Stagnation in Continuing-Training Investment
Thessaloniki (GR), April 2010 - According to Cedefop's new publication Employer-provided vocational training in Europe: Evaluation and interpretation of the third continuing vocational training survey, companies invested 27% less in continuing training per employee in 2005 than they did in 1999.
Moreover, in 2005, 39% of enterprises in the EU failed to provide any continuing training for their employees, the same figure as in 1999. In the current crisis, the downward slide of company investment in training is expected to get worse.
While the overall picture in Europe is one of stagnation, some countries are doing better than others. A composite measure of performance divides countries into high, medium, and low performers.
- Generally, Eastern Europe gained ground, but Western Europe's performance worsened.
- Slovenia has shown the biggest improvement, going from a low performer to a borderline high performer.
- All the high performers of 1999 except France, the Netherlands, Sweden and Finland, lost significant ground by 2005.
- The Czech Republic has joined the high performers.
- Romania, the lowest performer in 1999, has improved in all dimensions, while Spain and Portugal also showed improvements.

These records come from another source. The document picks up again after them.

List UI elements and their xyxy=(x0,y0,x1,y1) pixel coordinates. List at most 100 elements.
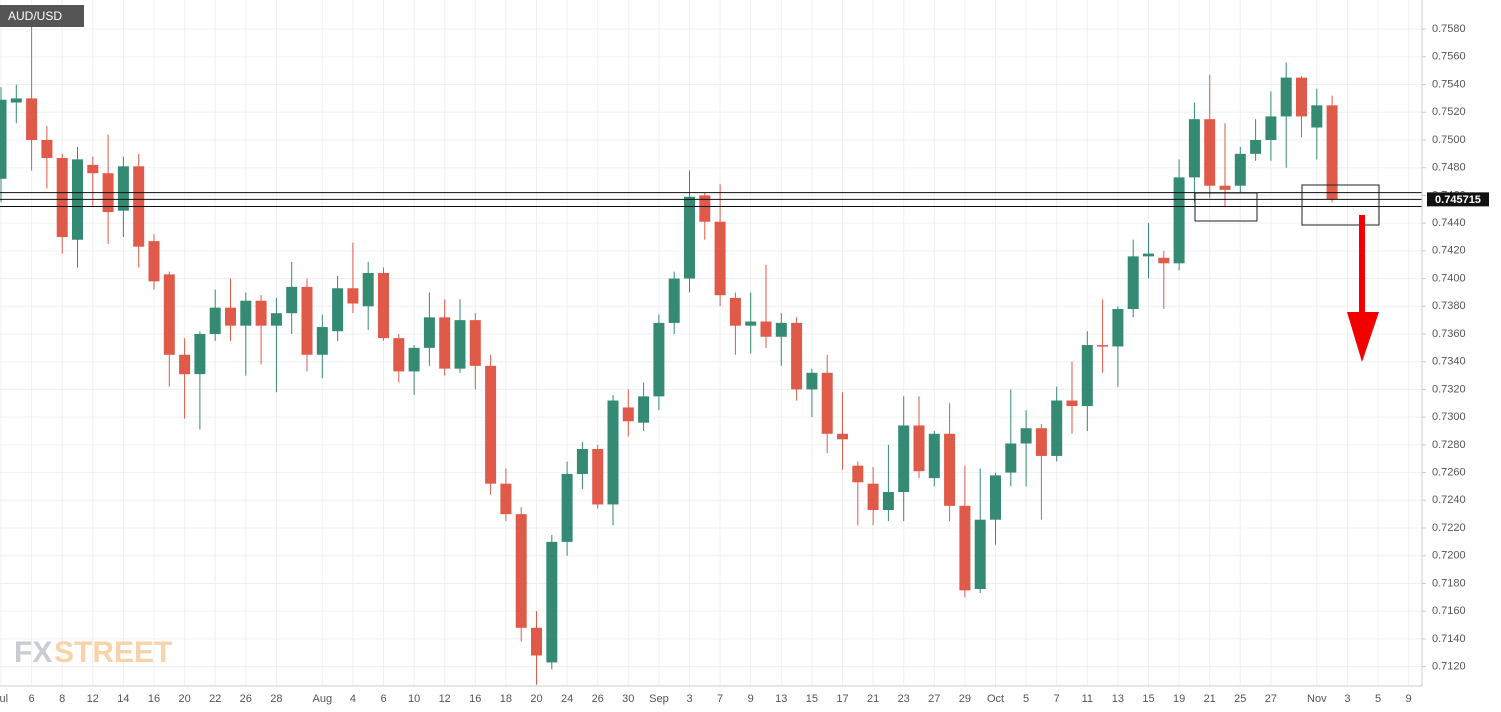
candle-body xyxy=(959,505,971,591)
y-tick-label: 0.7580 xyxy=(1432,23,1466,35)
y-tick-label: 0.7180 xyxy=(1432,577,1466,589)
down-arrow xyxy=(1347,215,1379,362)
last-price-tag xyxy=(1427,192,1489,207)
y-tick-label: 0.7400 xyxy=(1432,272,1466,284)
candle-body xyxy=(944,433,956,506)
candle-body xyxy=(1081,345,1093,407)
candle-body xyxy=(1204,119,1216,186)
candle-body xyxy=(408,347,420,372)
candle-body xyxy=(546,541,558,663)
candle-body xyxy=(1173,177,1185,264)
y-tick-label: 0.7160 xyxy=(1432,605,1466,617)
candle-body xyxy=(638,396,650,423)
y-tick-label: 0.7280 xyxy=(1432,439,1466,451)
candle-body xyxy=(500,483,512,515)
y-tick-label: 0.7220 xyxy=(1432,522,1466,534)
candle-body xyxy=(775,322,787,337)
watermark-fx: FX xyxy=(14,636,52,669)
candle-body xyxy=(286,286,298,314)
candle-body xyxy=(515,514,527,628)
x-tick-label: Jul xyxy=(0,693,8,705)
x-tick-label: 20 xyxy=(178,693,190,705)
candle-body xyxy=(469,320,481,366)
x-tick-label: 30 xyxy=(622,693,634,705)
candle-body xyxy=(485,365,497,484)
candle-body xyxy=(882,491,894,510)
axes: 0.7120 0.7140 0.7160 0.7180 0.7200 0.7220 0.72… xyxy=(0,23,1489,705)
x-tick-label: 6 xyxy=(380,693,386,705)
y-tick-label: 0.7480 xyxy=(1432,162,1466,174)
candle-body xyxy=(240,300,252,326)
y-tick-label: 0.7140 xyxy=(1432,633,1466,645)
candle-body xyxy=(316,327,328,355)
x-tick-label: 23 xyxy=(898,693,910,705)
candle-body xyxy=(928,433,940,479)
candle-body xyxy=(898,425,910,492)
candle-body xyxy=(791,322,803,390)
x-tick-label: 27 xyxy=(1265,693,1277,705)
x-tick-label: 9 xyxy=(748,693,754,705)
candle-body xyxy=(225,307,236,326)
watermark-street: STREET xyxy=(54,636,172,669)
x-tick-label: 22 xyxy=(209,693,221,705)
candle-body xyxy=(1112,309,1124,347)
x-tick-label: 5 xyxy=(1375,693,1381,705)
candle-body xyxy=(745,321,757,326)
x-tick-label: 9 xyxy=(1406,693,1412,705)
x-tick-label: 15 xyxy=(806,693,818,705)
candle-body xyxy=(1143,253,1154,257)
y-tick-label: 0.7500 xyxy=(1432,134,1466,146)
candle-body xyxy=(1250,139,1262,154)
y-tick-label: 0.7360 xyxy=(1432,328,1466,340)
candle-body xyxy=(837,433,848,440)
candle-body xyxy=(913,425,925,472)
y-tick-label: 0.7240 xyxy=(1432,494,1466,506)
x-tick-label: 3 xyxy=(686,693,692,705)
x-tick-label: Aug xyxy=(313,693,333,705)
x-tick-label: 8 xyxy=(59,693,65,705)
y-tick-label: 0.7260 xyxy=(1432,466,1466,478)
x-tick-label: 28 xyxy=(270,693,282,705)
y-tick-label: 0.7380 xyxy=(1432,300,1466,312)
annotation-box xyxy=(1194,192,1258,222)
candle-body xyxy=(974,519,986,589)
x-tick-label: 12 xyxy=(87,693,99,705)
y-tick-label: 0.7440 xyxy=(1432,217,1466,229)
candle-body xyxy=(1296,77,1307,117)
x-tick-label: 20 xyxy=(530,693,542,705)
last-price-label: 0.745715 xyxy=(1435,194,1481,206)
x-tick-label: 11 xyxy=(1082,693,1093,705)
candle-body xyxy=(378,273,389,339)
x-tick-label: 16 xyxy=(469,693,481,705)
y-tick-label: 0.7540 xyxy=(1432,78,1466,90)
y-tick-label: 0.7520 xyxy=(1432,106,1466,118)
arrow-head xyxy=(1347,312,1379,362)
x-tick-label: Oct xyxy=(987,693,1004,705)
candle-body xyxy=(179,354,191,375)
x-tick-label: 26 xyxy=(240,693,252,705)
candle-body xyxy=(531,627,542,656)
candle-body xyxy=(209,307,221,334)
candle-body xyxy=(1005,443,1017,473)
x-tick-label: 21 xyxy=(1204,693,1216,705)
candle-body xyxy=(1219,185,1231,190)
candle-body xyxy=(41,139,53,158)
candles xyxy=(0,5,1422,685)
candle-body xyxy=(699,195,711,222)
candle-body xyxy=(867,483,879,510)
x-tick-label: Sep xyxy=(649,693,669,705)
candle-body xyxy=(852,465,864,483)
x-tick-label: 21 xyxy=(867,693,879,705)
candle-body xyxy=(1265,116,1277,140)
x-tick-label: 14 xyxy=(117,693,129,705)
x-tick-label: 13 xyxy=(1112,693,1124,705)
candle-body xyxy=(806,372,818,390)
candle-body xyxy=(10,98,22,103)
candle-body xyxy=(56,157,68,237)
x-tick-label: 15 xyxy=(1142,693,1154,705)
x-tick-label: 12 xyxy=(439,693,451,705)
candle-body xyxy=(148,241,160,282)
candle-body xyxy=(1127,256,1139,310)
candle-body xyxy=(301,286,313,355)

- Greece's performance further deteriorated between 1999 and 2005, placing the country last in the EU 27.
Among the medium performers, Belgium and Germany both slipped a little.
Cedefop's analysis of the CVTS-3 examines the policy and management of continuing training in enterprises in considerable depth, including the reasons why some companies do not provide training for their employees, the role of policy initiatives designed to encourage training in enterprises, and the impact of social partner agreements on the provision of in-service training.
The survey found that large enterprises are more likely than smaller ones to observe an effect from public measures and incentives on their own training provision, especially in the newer Member States. As Cedefop's report argues, this is a sign that the problems that small enterprises face in providing training for their employees are not being addressed adequately and that incentives are not sufficiently well targeted.
The European Continuing Vocational Training Survey (CVTS) is the only source of internationally comparable data on the volume, content, cost, and management of training in enterprises.
The third CVTS covers companies with ten or more employees in the EU 27, plus Norway. The analysis establishes a country's performance on the basis of a composite measure made of four indicators:
- incidence (training enterprises as a percentage of all companies)
- participation (participants in CVT courses as a percentage of employees in all companies)
- intensity (hours in CVT courses per 1000 hours worked)
- expenditure (total monetary expenditure on CVT courses as a percentage of total labor costs).